While Fallout 4 may not look like much of an upgrade over its predecessors, the world has much more depth to it than any previous entry. The modified engine does have some impressive detail when necessary, but there are still areas of muddled textures and faces still aren't the best. That said, there's so much nuance in this world it's quite breathtaking when you realize the size and scope of Bethesda's Boston area. The world-building is incredible, whether it's the modified take on landmarks in a post-apocalyptic world (including dynamic weather), or just the small things that make every home you visit feel as if it was lived in. Fallout 4 does so much right in this area, it's easy to look past the superficial and enjoy this universe for what it is. Truly though, it's the voice acting that gives Fallout 4 its heart. Every unique character you encounter feels fleshed out and real, and your ability to communicate with them with more than text responses just makes you that much more attached. Sure, the rest of the sound design, from the environmental queues to the score, is strong, too, but it all comes back to your character having meaningful interactions with others in this world.

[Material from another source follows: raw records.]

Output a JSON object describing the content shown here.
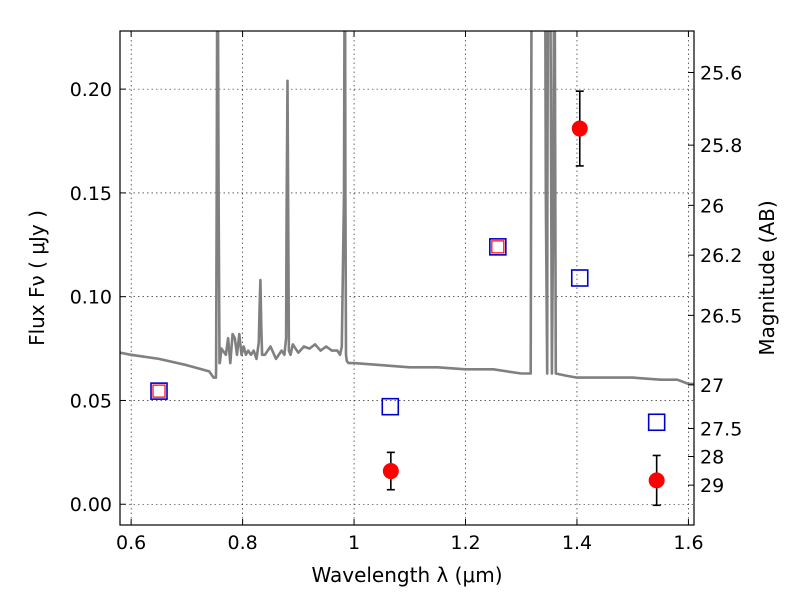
{
  "chart_data": {
    "type": "scatter",
    "title": "",
    "xlabel": "Wavelength  λ (μm)",
    "ylabel": "Flux  Fν  ( μJy )",
    "ylabel_right": "Magnitude (AB)",
    "xlim": [
      0.58,
      1.61
    ],
    "ylim": [
      -0.01,
      0.228
    ],
    "xticks": [
      0.6,
      0.8,
      1.0,
      1.2,
      1.4,
      1.6
    ],
    "xtick_labels": [
      "0.6",
      "0.8",
      "1",
      "1.2",
      "1.4",
      "1.6"
    ],
    "yticks": [
      0.0,
      0.05,
      0.1,
      0.15,
      0.2
    ],
    "ytick_labels": [
      "0.00",
      "0.05",
      "0.10",
      "0.15",
      "0.20"
    ],
    "right_ticks": [
      {
        "label": "25.6",
        "flux": 0.208
      },
      {
        "label": "25.8",
        "flux": 0.173
      },
      {
        "label": "26",
        "flux": 0.144
      },
      {
        "label": "26.2",
        "flux": 0.12
      },
      {
        "label": "26.5",
        "flux": 0.091
      },
      {
        "label": "27",
        "flux": 0.0575
      },
      {
        "label": "27.5",
        "flux": 0.0365
      },
      {
        "label": "28",
        "flux": 0.023
      },
      {
        "label": "29",
        "flux": 0.0092
      }
    ],
    "grid": true,
    "series": [
      {
        "kind": "line",
        "color": "#808080",
        "x": [
          0.58,
          0.6,
          0.65,
          0.7,
          0.74,
          0.748,
          0.752,
          0.7525,
          0.7535,
          0.755,
          0.757,
          0.7585,
          0.759,
          0.762,
          0.77,
          0.774,
          0.778,
          0.782,
          0.786,
          0.79,
          0.794,
          0.798,
          0.802,
          0.806,
          0.81,
          0.815,
          0.82,
          0.825,
          0.829,
          0.8305,
          0.832,
          0.8335,
          0.835,
          0.84,
          0.85,
          0.86,
          0.87,
          0.875,
          0.878,
          0.879,
          0.8805,
          0.882,
          0.883,
          0.886,
          0.89,
          0.9,
          0.91,
          0.92,
          0.93,
          0.94,
          0.95,
          0.96,
          0.97,
          0.975,
          0.978,
          0.982,
          0.9835,
          0.9845,
          0.9855,
          0.987,
          0.99,
          1.0,
          1.05,
          1.1,
          1.15,
          1.2,
          1.25,
          1.3,
          1.317,
          1.319,
          1.322,
          1.34,
          1.3425,
          1.344,
          1.3465,
          1.347,
          1.3485,
          1.35,
          1.3515,
          1.353,
          1.355,
          1.3575,
          1.3595,
          1.362,
          1.38,
          1.4,
          1.45,
          1.5,
          1.55,
          1.58,
          1.6,
          1.61
        ],
        "y": [
          0.073,
          0.072,
          0.07,
          0.067,
          0.064,
          0.061,
          0.061,
          0.065,
          0.15,
          0.31,
          0.15,
          0.068,
          0.068,
          0.075,
          0.072,
          0.08,
          0.068,
          0.082,
          0.08,
          0.072,
          0.082,
          0.072,
          0.076,
          0.072,
          0.074,
          0.072,
          0.074,
          0.07,
          0.078,
          0.095,
          0.108,
          0.085,
          0.072,
          0.072,
          0.076,
          0.07,
          0.074,
          0.072,
          0.08,
          0.14,
          0.204,
          0.13,
          0.074,
          0.072,
          0.077,
          0.073,
          0.076,
          0.075,
          0.077,
          0.074,
          0.076,
          0.074,
          0.074,
          0.072,
          0.076,
          0.15,
          0.31,
          0.15,
          0.072,
          0.069,
          0.068,
          0.068,
          0.067,
          0.066,
          0.066,
          0.065,
          0.065,
          0.063,
          0.063,
          0.31,
          0.31,
          0.31,
          0.31,
          0.15,
          0.063,
          0.15,
          0.31,
          0.31,
          0.31,
          0.2,
          0.063,
          0.15,
          0.31,
          0.063,
          0.062,
          0.061,
          0.061,
          0.061,
          0.06,
          0.06,
          0.058,
          0.058
        ]
      },
      {
        "kind": "points",
        "marker": "circle",
        "color": "#ff0000",
        "errcolor": "#000000",
        "x": [
          1.066,
          1.405,
          1.543
        ],
        "y": [
          0.016,
          0.181,
          0.0115
        ],
        "yerr": [
          0.009,
          0.018,
          0.012
        ]
      },
      {
        "kind": "points",
        "marker": "square-open",
        "color": "#0000cc",
        "x": [
          0.65,
          1.065,
          1.258,
          1.405,
          1.543
        ],
        "y": [
          0.0545,
          0.047,
          0.124,
          0.109,
          0.0395
        ]
      },
      {
        "kind": "points",
        "marker": "square-open-small",
        "color": "#ff0000",
        "x": [
          0.65,
          1.258
        ],
        "y": [
          0.0545,
          0.124
        ]
      }
    ]
  }
}
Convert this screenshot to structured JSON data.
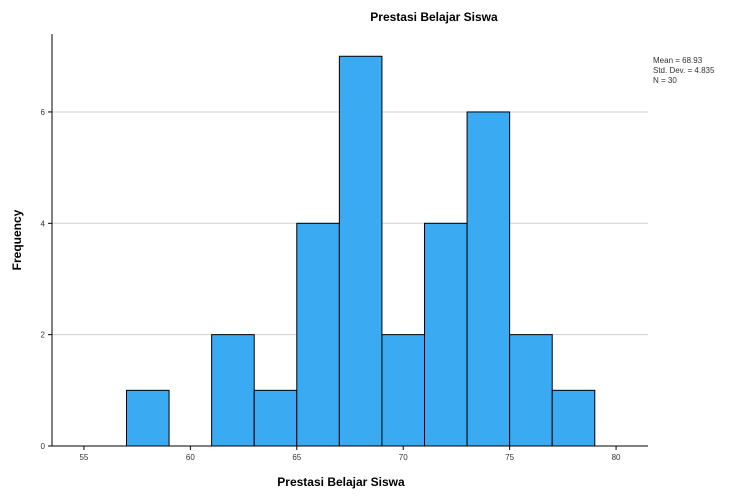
{
  "chart_data": {
    "type": "bar",
    "title": "Prestasi Belajar Siswa",
    "xlabel": "Prestasi Belajar Siswa",
    "ylabel": "Frequency",
    "bins": [
      {
        "start": 57,
        "end": 59,
        "value": 1
      },
      {
        "start": 59,
        "end": 61,
        "value": 0
      },
      {
        "start": 61,
        "end": 63,
        "value": 2
      },
      {
        "start": 63,
        "end": 65,
        "value": 1
      },
      {
        "start": 65,
        "end": 67,
        "value": 4
      },
      {
        "start": 67,
        "end": 69,
        "value": 7
      },
      {
        "start": 69,
        "end": 71,
        "value": 2
      },
      {
        "start": 71,
        "end": 73,
        "value": 4
      },
      {
        "start": 73,
        "end": 75,
        "value": 6
      },
      {
        "start": 75,
        "end": 77,
        "value": 2
      },
      {
        "start": 77,
        "end": 79,
        "value": 1
      }
    ],
    "xlim": [
      53.5,
      81.5
    ],
    "ylim": [
      0,
      7.4
    ],
    "x_ticks": [
      "55",
      "60",
      "65",
      "70",
      "75",
      "80"
    ],
    "y_ticks": [
      "0",
      "2",
      "4",
      "6"
    ],
    "grid": "horizontal",
    "bar_color": "#3aabf3",
    "stats": [
      "Mean = 68.93",
      "Std. Dev. = 4.835",
      "N = 30"
    ],
    "stats_position": "top-right"
  }
}
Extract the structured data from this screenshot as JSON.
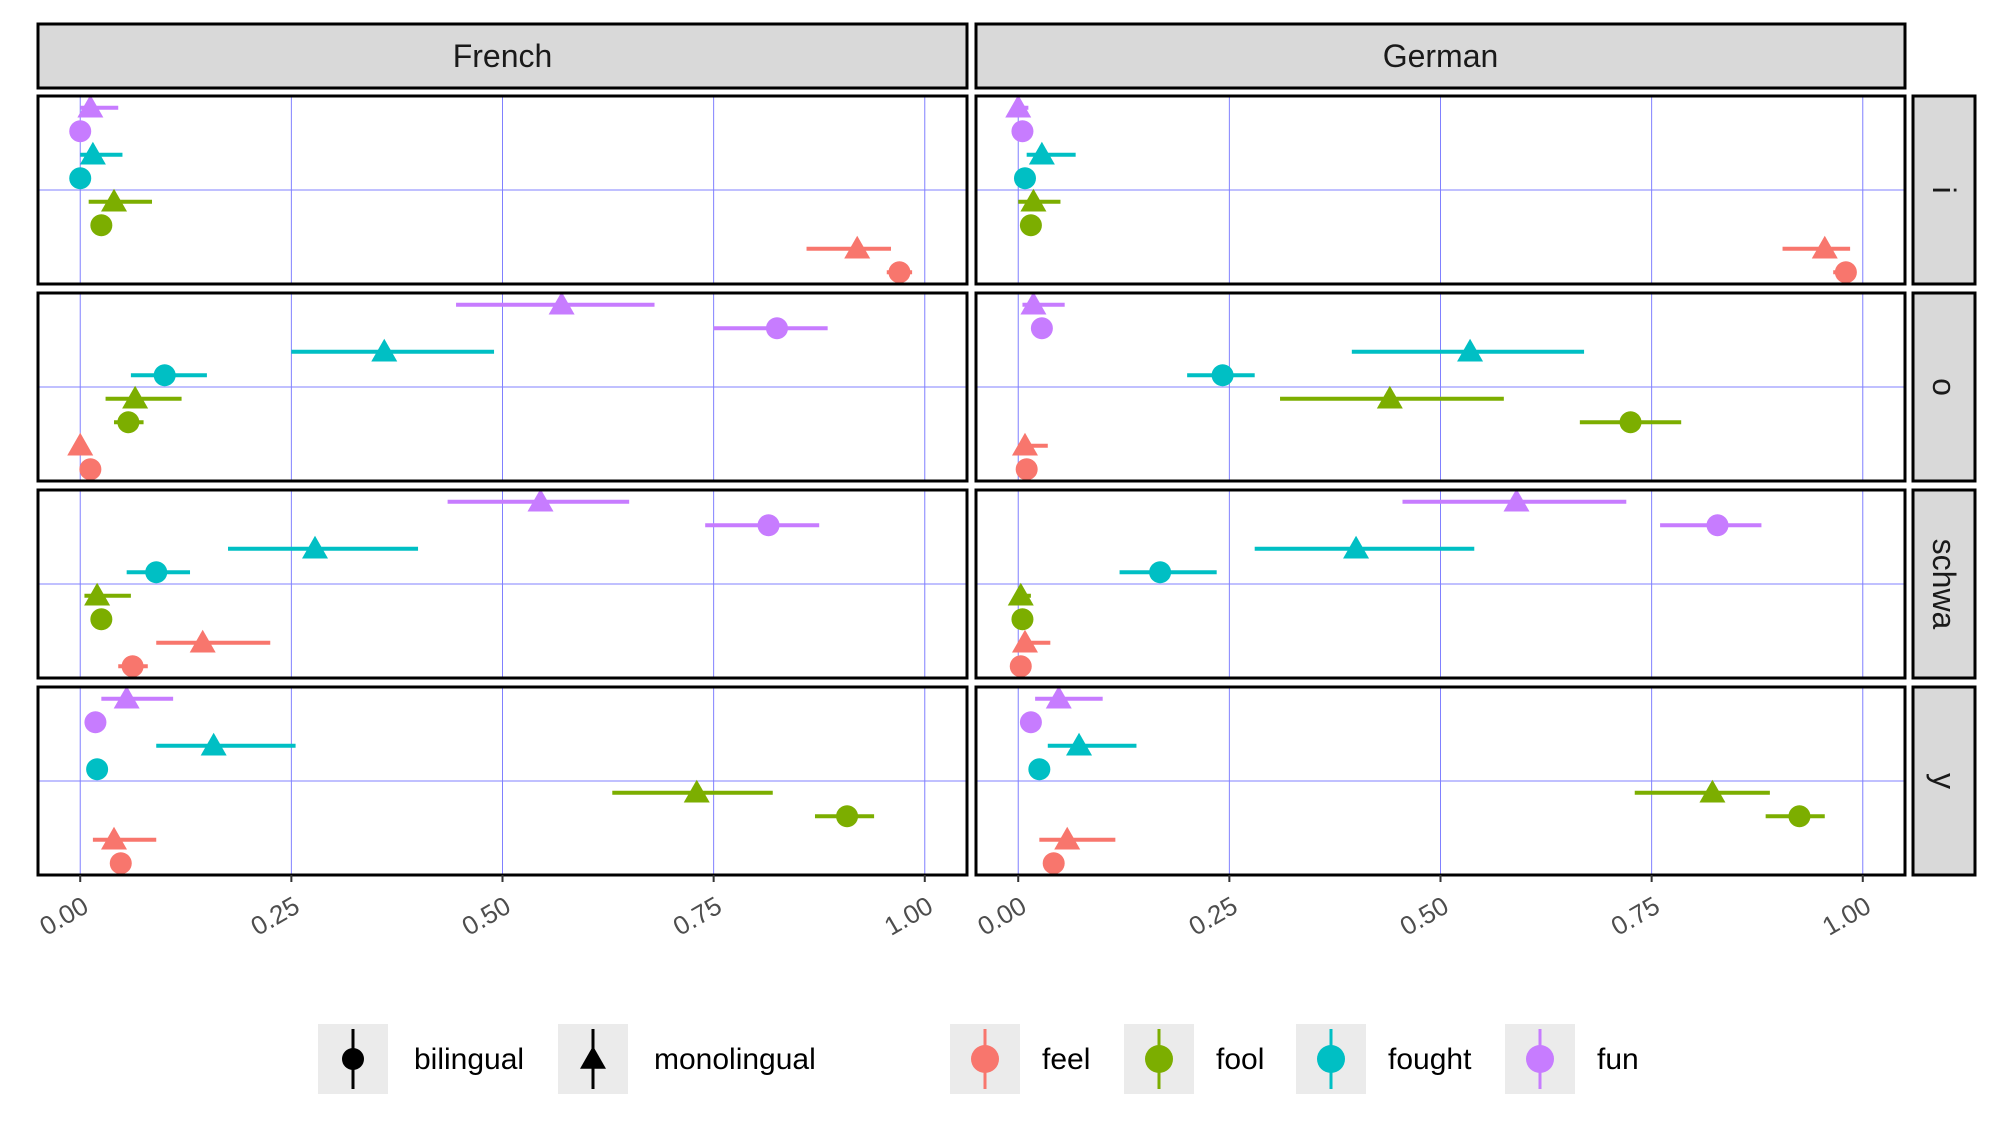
{
  "chart_data": {
    "type": "scatter",
    "subtype": "dot-whisker faceted",
    "facet_columns": [
      "French",
      "German"
    ],
    "facet_rows": [
      "i",
      "o",
      "schwa",
      "y"
    ],
    "x_ticks": [
      "0.00",
      "0.25",
      "0.50",
      "0.75",
      "1.00"
    ],
    "xlim": [
      -0.05,
      1.05
    ],
    "grid": true,
    "legend_position": "bottom",
    "groups": [
      {
        "label": "bilingual",
        "shape": "circle"
      },
      {
        "label": "monolingual",
        "shape": "triangle"
      }
    ],
    "words": [
      {
        "label": "feel",
        "color": "#F8766D"
      },
      {
        "label": "fool",
        "color": "#7CAE00"
      },
      {
        "label": "fought",
        "color": "#00BFC4"
      },
      {
        "label": "fun",
        "color": "#C77CFF"
      }
    ],
    "series_order_top_to_bottom": [
      "fun|monolingual",
      "fun|bilingual",
      "fought|monolingual",
      "fought|bilingual",
      "fool|monolingual",
      "fool|bilingual",
      "feel|monolingual",
      "feel|bilingual"
    ],
    "panels": [
      {
        "col": "French",
        "row": "i",
        "points": [
          {
            "word": "feel",
            "group": "bilingual",
            "x": 0.97,
            "lo": 0.955,
            "hi": 0.985
          },
          {
            "word": "feel",
            "group": "monolingual",
            "x": 0.92,
            "lo": 0.86,
            "hi": 0.96
          },
          {
            "word": "fool",
            "group": "bilingual",
            "x": 0.025,
            "lo": 0.015,
            "hi": 0.035
          },
          {
            "word": "fool",
            "group": "monolingual",
            "x": 0.04,
            "lo": 0.01,
            "hi": 0.085
          },
          {
            "word": "fought",
            "group": "bilingual",
            "x": 0.0,
            "lo": 0.0,
            "hi": 0.005
          },
          {
            "word": "fought",
            "group": "monolingual",
            "x": 0.015,
            "lo": 0.0,
            "hi": 0.05
          },
          {
            "word": "fun",
            "group": "bilingual",
            "x": 0.0,
            "lo": 0.0,
            "hi": 0.005
          },
          {
            "word": "fun",
            "group": "monolingual",
            "x": 0.012,
            "lo": 0.0,
            "hi": 0.045
          }
        ]
      },
      {
        "col": "French",
        "row": "o",
        "points": [
          {
            "word": "feel",
            "group": "bilingual",
            "x": 0.012,
            "lo": 0.0,
            "hi": 0.02
          },
          {
            "word": "feel",
            "group": "monolingual",
            "x": 0.0,
            "lo": 0.0,
            "hi": 0.005
          },
          {
            "word": "fool",
            "group": "bilingual",
            "x": 0.057,
            "lo": 0.04,
            "hi": 0.075
          },
          {
            "word": "fool",
            "group": "monolingual",
            "x": 0.065,
            "lo": 0.03,
            "hi": 0.12
          },
          {
            "word": "fought",
            "group": "bilingual",
            "x": 0.1,
            "lo": 0.06,
            "hi": 0.15
          },
          {
            "word": "fought",
            "group": "monolingual",
            "x": 0.36,
            "lo": 0.25,
            "hi": 0.49
          },
          {
            "word": "fun",
            "group": "bilingual",
            "x": 0.825,
            "lo": 0.75,
            "hi": 0.885
          },
          {
            "word": "fun",
            "group": "monolingual",
            "x": 0.57,
            "lo": 0.445,
            "hi": 0.68
          }
        ]
      },
      {
        "col": "French",
        "row": "schwa",
        "points": [
          {
            "word": "feel",
            "group": "bilingual",
            "x": 0.062,
            "lo": 0.045,
            "hi": 0.08
          },
          {
            "word": "feel",
            "group": "monolingual",
            "x": 0.145,
            "lo": 0.09,
            "hi": 0.225
          },
          {
            "word": "fool",
            "group": "bilingual",
            "x": 0.025,
            "lo": 0.015,
            "hi": 0.035
          },
          {
            "word": "fool",
            "group": "monolingual",
            "x": 0.02,
            "lo": 0.005,
            "hi": 0.06
          },
          {
            "word": "fought",
            "group": "bilingual",
            "x": 0.09,
            "lo": 0.055,
            "hi": 0.13
          },
          {
            "word": "fought",
            "group": "monolingual",
            "x": 0.278,
            "lo": 0.175,
            "hi": 0.4
          },
          {
            "word": "fun",
            "group": "bilingual",
            "x": 0.815,
            "lo": 0.74,
            "hi": 0.875
          },
          {
            "word": "fun",
            "group": "monolingual",
            "x": 0.545,
            "lo": 0.435,
            "hi": 0.65
          }
        ]
      },
      {
        "col": "French",
        "row": "y",
        "points": [
          {
            "word": "feel",
            "group": "bilingual",
            "x": 0.048,
            "lo": 0.038,
            "hi": 0.058
          },
          {
            "word": "feel",
            "group": "monolingual",
            "x": 0.04,
            "lo": 0.015,
            "hi": 0.09
          },
          {
            "word": "fool",
            "group": "bilingual",
            "x": 0.908,
            "lo": 0.87,
            "hi": 0.94
          },
          {
            "word": "fool",
            "group": "monolingual",
            "x": 0.73,
            "lo": 0.63,
            "hi": 0.82
          },
          {
            "word": "fought",
            "group": "bilingual",
            "x": 0.02,
            "lo": 0.01,
            "hi": 0.03
          },
          {
            "word": "fought",
            "group": "monolingual",
            "x": 0.158,
            "lo": 0.09,
            "hi": 0.255
          },
          {
            "word": "fun",
            "group": "bilingual",
            "x": 0.018,
            "lo": 0.008,
            "hi": 0.028
          },
          {
            "word": "fun",
            "group": "monolingual",
            "x": 0.055,
            "lo": 0.025,
            "hi": 0.11
          }
        ]
      },
      {
        "col": "German",
        "row": "i",
        "points": [
          {
            "word": "feel",
            "group": "bilingual",
            "x": 0.98,
            "lo": 0.965,
            "hi": 0.99
          },
          {
            "word": "feel",
            "group": "monolingual",
            "x": 0.955,
            "lo": 0.905,
            "hi": 0.985
          },
          {
            "word": "fool",
            "group": "bilingual",
            "x": 0.015,
            "lo": 0.008,
            "hi": 0.022
          },
          {
            "word": "fool",
            "group": "monolingual",
            "x": 0.018,
            "lo": 0.0,
            "hi": 0.05
          },
          {
            "word": "fought",
            "group": "bilingual",
            "x": 0.008,
            "lo": 0.0,
            "hi": 0.016
          },
          {
            "word": "fought",
            "group": "monolingual",
            "x": 0.028,
            "lo": 0.01,
            "hi": 0.068
          },
          {
            "word": "fun",
            "group": "bilingual",
            "x": 0.005,
            "lo": 0.0,
            "hi": 0.012
          },
          {
            "word": "fun",
            "group": "monolingual",
            "x": 0.0,
            "lo": 0.0,
            "hi": 0.012
          }
        ]
      },
      {
        "col": "German",
        "row": "o",
        "points": [
          {
            "word": "feel",
            "group": "bilingual",
            "x": 0.01,
            "lo": 0.002,
            "hi": 0.018
          },
          {
            "word": "feel",
            "group": "monolingual",
            "x": 0.008,
            "lo": 0.0,
            "hi": 0.035
          },
          {
            "word": "fool",
            "group": "bilingual",
            "x": 0.725,
            "lo": 0.665,
            "hi": 0.785
          },
          {
            "word": "fool",
            "group": "monolingual",
            "x": 0.44,
            "lo": 0.31,
            "hi": 0.575
          },
          {
            "word": "fought",
            "group": "bilingual",
            "x": 0.242,
            "lo": 0.2,
            "hi": 0.28
          },
          {
            "word": "fought",
            "group": "monolingual",
            "x": 0.535,
            "lo": 0.395,
            "hi": 0.67
          },
          {
            "word": "fun",
            "group": "bilingual",
            "x": 0.028,
            "lo": 0.02,
            "hi": 0.035
          },
          {
            "word": "fun",
            "group": "monolingual",
            "x": 0.018,
            "lo": 0.005,
            "hi": 0.055
          }
        ]
      },
      {
        "col": "German",
        "row": "schwa",
        "points": [
          {
            "word": "feel",
            "group": "bilingual",
            "x": 0.003,
            "lo": 0.0,
            "hi": 0.008
          },
          {
            "word": "feel",
            "group": "monolingual",
            "x": 0.008,
            "lo": 0.0,
            "hi": 0.038
          },
          {
            "word": "fool",
            "group": "bilingual",
            "x": 0.005,
            "lo": 0.0,
            "hi": 0.012
          },
          {
            "word": "fool",
            "group": "monolingual",
            "x": 0.003,
            "lo": 0.0,
            "hi": 0.015
          },
          {
            "word": "fought",
            "group": "bilingual",
            "x": 0.168,
            "lo": 0.12,
            "hi": 0.235
          },
          {
            "word": "fought",
            "group": "monolingual",
            "x": 0.4,
            "lo": 0.28,
            "hi": 0.54
          },
          {
            "word": "fun",
            "group": "bilingual",
            "x": 0.828,
            "lo": 0.76,
            "hi": 0.88
          },
          {
            "word": "fun",
            "group": "monolingual",
            "x": 0.59,
            "lo": 0.455,
            "hi": 0.72
          }
        ]
      },
      {
        "col": "German",
        "row": "y",
        "points": [
          {
            "word": "feel",
            "group": "bilingual",
            "x": 0.042,
            "lo": 0.03,
            "hi": 0.052
          },
          {
            "word": "feel",
            "group": "monolingual",
            "x": 0.058,
            "lo": 0.025,
            "hi": 0.115
          },
          {
            "word": "fool",
            "group": "bilingual",
            "x": 0.925,
            "lo": 0.885,
            "hi": 0.955
          },
          {
            "word": "fool",
            "group": "monolingual",
            "x": 0.822,
            "lo": 0.73,
            "hi": 0.89
          },
          {
            "word": "fought",
            "group": "bilingual",
            "x": 0.025,
            "lo": 0.015,
            "hi": 0.035
          },
          {
            "word": "fought",
            "group": "monolingual",
            "x": 0.072,
            "lo": 0.035,
            "hi": 0.14
          },
          {
            "word": "fun",
            "group": "bilingual",
            "x": 0.015,
            "lo": 0.005,
            "hi": 0.025
          },
          {
            "word": "fun",
            "group": "monolingual",
            "x": 0.048,
            "lo": 0.02,
            "hi": 0.1
          }
        ]
      }
    ]
  }
}
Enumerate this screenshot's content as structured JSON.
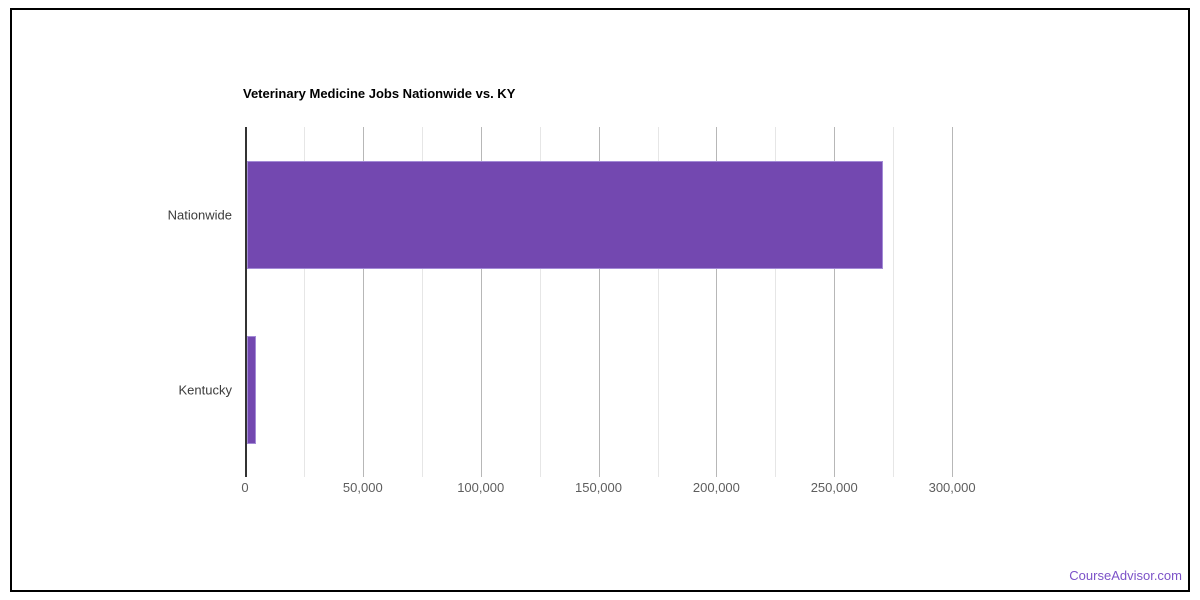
{
  "chart_data": {
    "type": "bar",
    "orientation": "horizontal",
    "title": "Veterinary Medicine Jobs Nationwide vs. KY",
    "categories": [
      "Nationwide",
      "Kentucky"
    ],
    "values": [
      270000,
      3800
    ],
    "xlabel": "",
    "ylabel": "",
    "xlim": [
      0,
      325000
    ],
    "x_major_tick_interval": 50000,
    "x_minor_gridline_interval": 25000,
    "x_tick_labels": [
      "0",
      "50,000",
      "100,000",
      "150,000",
      "200,000",
      "250,000",
      "300,000"
    ],
    "grid": "vertical",
    "legend_position": "none",
    "colors": {
      "bar_fill": "#7348b0",
      "bar_stroke": "#a38bd6",
      "axis_line": "#333333",
      "major_gridline": "#b7b7b7",
      "minor_gridline": "#e6e6e6",
      "title_text": "#000000",
      "category_text": "#3c3c3c",
      "tick_text": "#5e5e5e"
    }
  },
  "footer": {
    "brand_link": "CourseAdvisor.com",
    "brand_color": "#7c52c8"
  }
}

As mentioned before, Fallout 4 isn't without its flaws. Bethesda just can't seem to find a way to squash every instance of bugginess its games hold, and that's just as true today as it was when Fallout 3 arrived seven years ago. Aside from the companion disappearances and the camera wonkiness, there were numerous instances of trouble along the way. Sometimes the game would just return to the dashboard mid-conversation. Sometimes dialogue trees wouldn't open and characters would just stand there staring at each other. NPCs might get stuck in a holding pattern when you need them to access a terminal to open a door. Quests might seemingly notify you of failure even though you never actually started it. The list could and will likely go on the more hours you put in. The advantages the engine provides in world creation may outweigh the troubles it causes, but until Bethesda moves on to a new engine, we'll likely be talking about these issues forever. If you can deal with these nagging issues, there's still plenty of enjoyment in this world.
There's quite a bit to love about Fallout 4, in spite of its flaws. The world is as involved as ever, and the characters make you more invested in this entry than any that's come before. The magnitude of the world is awe-inspiring, and even with the lukewarm additions of crafting and building, Fallout 4 manages to be as enthralling an experience as any open-world adventure to date. If only the time Bethesda had taken in development had been put towards eliminating those pesky legacy issues instead of throwing more features on top of the pile, Fallout 4 could have been a landmark game. Instead, it's just a really great experience that gives you all the fun of surviving in the post-apocalyptic world without any of the worries of real radiation poisoning.
This review was completed with a retail copy of Fallout 4 provided by the publisher for Xbox One.